Despite the soundness of the doctors’ arguments, the federal district court ruled against the doctors in Apter v. HHS. The district court decided that the FDA has the authority to recommend against ivermectin. The doctors appealed. And the U.S. Court of Appeals for the Fifth Circuit reversed the district court ruling. The court of appeals ruled that the FDA acted outside its authority by recommending against taking ivermectin. The legal term for acting outside one’s authority is ultra vires. The court ruled that the FDA has no authority to endorse, denounce, or advise medication. The FDA may inform, announce, and apprise—but it cannot go beyond that to recommend for or against a medical treatment.

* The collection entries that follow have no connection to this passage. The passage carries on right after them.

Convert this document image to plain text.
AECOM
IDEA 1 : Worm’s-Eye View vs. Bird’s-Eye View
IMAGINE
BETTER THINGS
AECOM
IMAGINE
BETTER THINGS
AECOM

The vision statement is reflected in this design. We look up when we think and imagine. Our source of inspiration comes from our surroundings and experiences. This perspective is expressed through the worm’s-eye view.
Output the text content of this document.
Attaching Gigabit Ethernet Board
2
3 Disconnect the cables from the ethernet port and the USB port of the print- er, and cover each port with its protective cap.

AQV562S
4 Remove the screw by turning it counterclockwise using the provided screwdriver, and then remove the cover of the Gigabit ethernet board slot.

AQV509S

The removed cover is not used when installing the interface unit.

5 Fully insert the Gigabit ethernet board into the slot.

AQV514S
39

The court of appeals ruled that recommendation and medical advice are the province of the medical profession. The court concluded that the “FDA is not a physician. It has authority to inform, announce, and apprise—but not to endorse, denounce, or advise.” What the FDA did by giving medical advice for the public not to take ivermectin was the practice of medicine, and the FDA was not qualified to do that. The FDA acted ultra vires. Even tweets posted on Twitter violated the law. The court stated that “[e]ven tweet-sized doses of personalized medical advice are beyond FDA’s statutory authority.” The FDA acted illegally by advising the public not to take ivermectin to treat COVID-19.

2 thoughts on “Federal Court of Appeals Rules the FDA Exceeded its Authority When it Recommended Against Treating COVID-19 with Ivermectin

  1. Now that the imminent need has passed and to salvage what little reputation these sorcerers had masquerading their woebegone potions as beneficial medicine. Three years too late. And this ruling will probably be conveniently buried from the general public by the rogue CDC and MSM. Excuse me for being cynical.

    Thank you for your reporting.

  2. Nevermind nearly impossible or profoundly limited access to Ivermectin and Hydroxychloroquine unless you go “black market” or dark web to pay small fortunes for the stuff. I doubt this ruling is going to make it any easier. The more stumbling blocks to health the Controllers can put in front of the people, the better, right?